At the time in the UK, we only had three TV channels to choose from, so the notion of 12 or more seemed exotic, even other worldly. And of those three channels, only one carried advertising. Much the same situation existed in British radio, with only one or two commercial networks, alongside the dominant BBC. So we had relatively little exposure to adverts, brand sponsorship or paid content in our broadcast media. (Mind you, this was still the era when tobacco companies could plaster their logos all over sporting events…)
For all its limitations, there were several virtues to this model. First, advertising airtime was at a premium (thanks to the broadcast content ratios), and ad spend was concentrated – so adverts really had to grab your attention. (Is it any wonder that so many successful film directors cut their teeth on commercials?) Second, this built-in monopoly often meant bigger TV production budgets, more variety of content and better quality programming on free-to-air networks than we typically see today with the over-reliance on so-called reality TV. Third, with less viewing choice, there was a greater shared experience among audiences – and more communal connection because we could talk about similar things.
Then along came cable and satellite networks, bringing more choice (and more advertising), but not necessarily better quality content. In fact, with TV advertising budgets spread more thinly, it’s not surprising that programming suffered. Networks had to compete for our attention, and they funded this by bombarding us with more ads and more paid content. (And this is before we even get to the internet age and time-shift, streaming and multicast platforms…)
Despite the increased viewing choices, broadcasting became narrow-casting – smaller and more fractured viewership, with programming appealing to niche audiences. Meanwhile, in the mid-80s (and soon after the launch of MTV), “Max Headroom” is credited with coining the term “blipvert”, meaning a very, very short (almost subliminal) television commercial. Although designed as a narrative device in the Max Headroom story, the blipvert can be seen as either a test of creativity (how to get your message across in minimal time); or a subversive propaganda technique (nefarious elements trying to sabotage your thinking through subtle suggestion and infiltration).

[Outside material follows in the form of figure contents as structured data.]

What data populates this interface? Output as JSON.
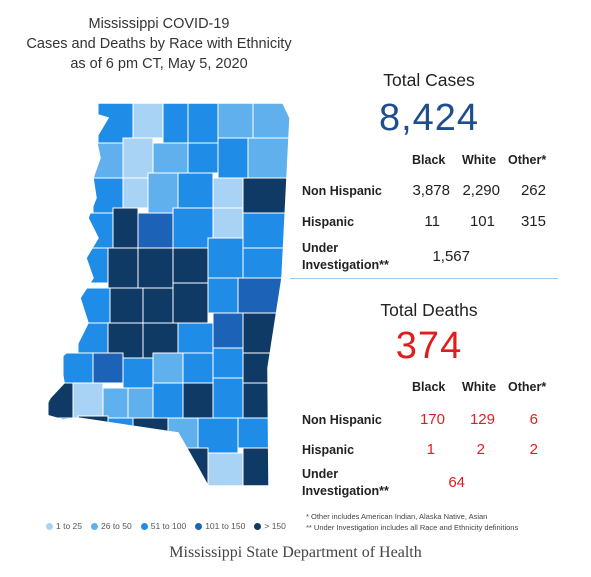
{
  "title_lines": [
    "Mississippi COVID-19",
    "Cases and Deaths by Race with Ethnicity",
    "as of 6 pm CT, May 5, 2020"
  ],
  "colors": {
    "c1": "#a8d3f5",
    "c2": "#5fb0ed",
    "c3": "#1f8ce8",
    "c4": "#1c63b7",
    "c5": "#0f3a66",
    "gray": "#c7c7c7",
    "red": "#e01d1d",
    "blue": "#1f4e8c"
  },
  "legend": [
    {
      "label": "1 to 25",
      "color": "#a8d3f5"
    },
    {
      "label": "26 to 50",
      "color": "#5fb0ed"
    },
    {
      "label": "51 to 100",
      "color": "#1f8ce8"
    },
    {
      "label": "101 to 150",
      "color": "#1c63b7"
    },
    {
      "label": "> 150",
      "color": "#0f3a66"
    }
  ],
  "cases": {
    "title": "Total Cases",
    "total": "8,424",
    "columns": [
      "Black",
      "White",
      "Other*"
    ],
    "rows": [
      {
        "label": "Non Hispanic",
        "values": [
          "3,878",
          "2,290",
          "262"
        ]
      },
      {
        "label": "Hispanic",
        "values": [
          "11",
          "101",
          "315"
        ]
      }
    ],
    "under_label": [
      "Under",
      "Investigation**"
    ],
    "under_value": "1,567"
  },
  "deaths": {
    "title": "Total Deaths",
    "total": "374",
    "columns": [
      "Black",
      "White",
      "Other*"
    ],
    "rows": [
      {
        "label": "Non Hispanic",
        "values": [
          "170",
          "129",
          "6"
        ]
      },
      {
        "label": "Hispanic",
        "values": [
          "1",
          "2",
          "2"
        ]
      }
    ],
    "under_label": [
      "Under",
      "Investigation**"
    ],
    "under_value": "64"
  },
  "notes": [
    "* Other includes American Indian, Alaska Native, Asian",
    "** Under Investigation includes all Race and Ethnicity definitions"
  ],
  "footer": "Mississippi State Department of Health"
}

Which is essentially where we are in the attention economy. Audiences are increasingly disparate, and the battle for eyeballs (and minds) is being fought out across multiple devices, multiple screens, and multiple formats. In our search for more stimulation, and unless we are willing to pay for premium services and/or an ad-free experience, we are having to endure more ads that pop-up during our YouTube viewing, Spotify streaming or internet browsing. As a result, brands are trying to grab our attention, at increasing frequency, and for shorter, yet more rapid and intensive periods. (Even Words With Friends is offering in-game tokens in return for watching sponsored content.)
Some consumers are responding with ad-blockers, or by dropping their use of social media altogether; or they want payment for their valuable time. I think we are generally over the notion of giving away our personal data in return for some “free” services – the price in terms of intrusions upon our privacy is no longer worth paying. So, brands are having to try harder to capture our attention, and they need to personalize their message to make it seem relevant and worthy of our time – provided we are willing to let them know enough about our preferences, location, demographics, etc. so that they can serve up relevant and engaging content to each and every “audience of one”. And brands also want proof that the ads they have paid for have been seen by the people they intended to reach.
This delicate trade-off (between privacy, personalisation and payment) is one reason why the attention economy is seen as a prime use case for Blockchain and cryptocurrency: consumers can retain anonymity, while still sharing selected personal information (which they own and control) with whom they wish, when they wish, for as long as they wish, and they can even get paid to access relevant content; brands can receive confirmation that the personalised content they have paid for has been consumed by the people they intended to see it; and distributed ledgers can maintain a record of account and send/receive payments via smart contracts and digital wallets when and where the relevant transactions have taken place.